Bab Dua: Perban Sang Dokter Wanita yang Dingin dan Anggun

Eu Uso o Sistema para Dominar o Apocalipse Rio Grulla do Vento 3805kata 2026-08-03 11:50:37

Halaman (1/3)

Saat aroma karat bercampur bau disinfektan menyusup ke hidungnya, bulu mata Zhang Chen bergetar tiga kali di balik kelopak matanya. Pusing akibat tidur paksa seperti sakit kepala setelah mabuk, pelipisnya berdetak keras. Ia mendengar suara tanpa sadar ujung jarinya menggores lantai, bercampur dengan nyanyian tajam gesekan logam dari kejauhan—itu cakaran makhluk bermutasi pada ventilasi.

“Sudah bangun?” suara serak seorang perempuan terdengar dari atas kepala, dingin dan keras seperti pisau bedah. Zhang Chen tiba-tiba membuka mata, bertatapan dengan mata amber yang dipenuhi darah. Su Xiaoyu setengah berlutut di depannya, kerah jas putihnya sobek, memperlihatkan memar ungu di bawah tulang selangka, ujung pisau bedah di tangannya hanya tiga sentimeter dari tenggorokannya.

“Kakak,” suara Zhang Chen serak saat menelan ludah, matanya melirik perban di perut kirinya, “Saya baru saja menghentikan pendarahanmu, kamu malah mau latihan jahit dengan leher saya?”

Pergelangan tangan Su Xiaoyu sedikit bergetar, tapi pisau bedahnya tak bergeser. Ia menatap leher Zhang Chen yang terlihat bersih tanpa bekas cakaran—padahal setengah jam lalu, saat dia memeluknya dan masuk ke ruang penyimpanan, setidaknya tiga zombie mencakar lehernya.

“Kamu siapa?” suara Su Xiaoyu seperti senar yang tegang, “Kenapa lukamu bisa sembuh begitu cepat? Dan pintu besi tadi...”

Suara mekanis sistem tiba-tiba berdentum di kepala Zhang Chen: “Terdeteksi risiko paparan host, sarankan aktifkan ‘Program Penyamar Pengubah’.” Layar biru muda menyala di retina, dia tiba-tiba tersenyum lebar memperlihatkan gigi taring, “Kakak, saya cuma kurir makanan, mungkin kulit saya tebal? Lagipula, pintu besi itu saya kunci dengan hydrant, lihat—”

Dia mengangkat tangan, telapak tangannya masih berkarat, menunjuk hydrant yang miring di pojok dinding. Su Xiaoyu mengikuti arah tangannya, pipa logam berkarat memang mengganjal pintu, tapi ia tak menyadari pola benang berenergi halus di permukaan pintu—jejak energi dari sistem pengubah.

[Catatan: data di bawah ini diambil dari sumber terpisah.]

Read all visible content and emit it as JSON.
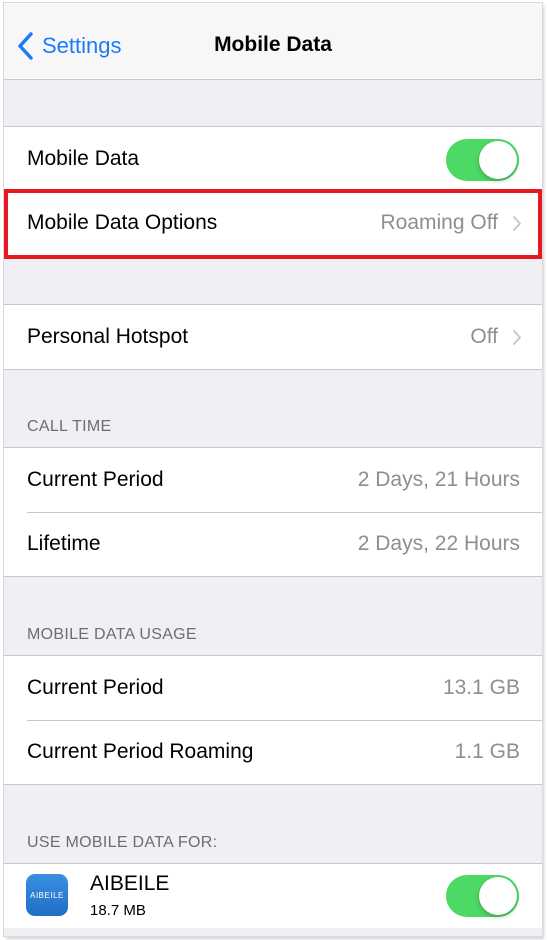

Tiba-tiba auman anjing bermutasi semakin dekat. Suara benturan benda berat terdengar dari ventilasi atas, kawat besi berderit menahan beban, sepasang mata kuning keemasan melintas di balik jaring, suara gigi saling bertabrakan seperti kematian mengetuk pintu.

Wajah Su Xiaoyu berubah pucat, akhirnya pisau bedahnya terjatuh. Zhang Chen memanfaatkan kesempatan berbalik dan bangkit, menatap keluar ventilasi melihat seekor anjing raksasa setengah tinggi manusia, bulunya berwarna abu-abu kebiruan yang sakit, air liurnya menetes dan mengeluarkan suara korosif di lantai.

“Anjing mutan tingkat dua,” Su Xiaoyu menekan perban di perut, suaranya bergetar, “gigitan mereka menyuntikkan neurotoksin, menyebabkan kelumpuhan seluruh tubuh dalam tiga menit.”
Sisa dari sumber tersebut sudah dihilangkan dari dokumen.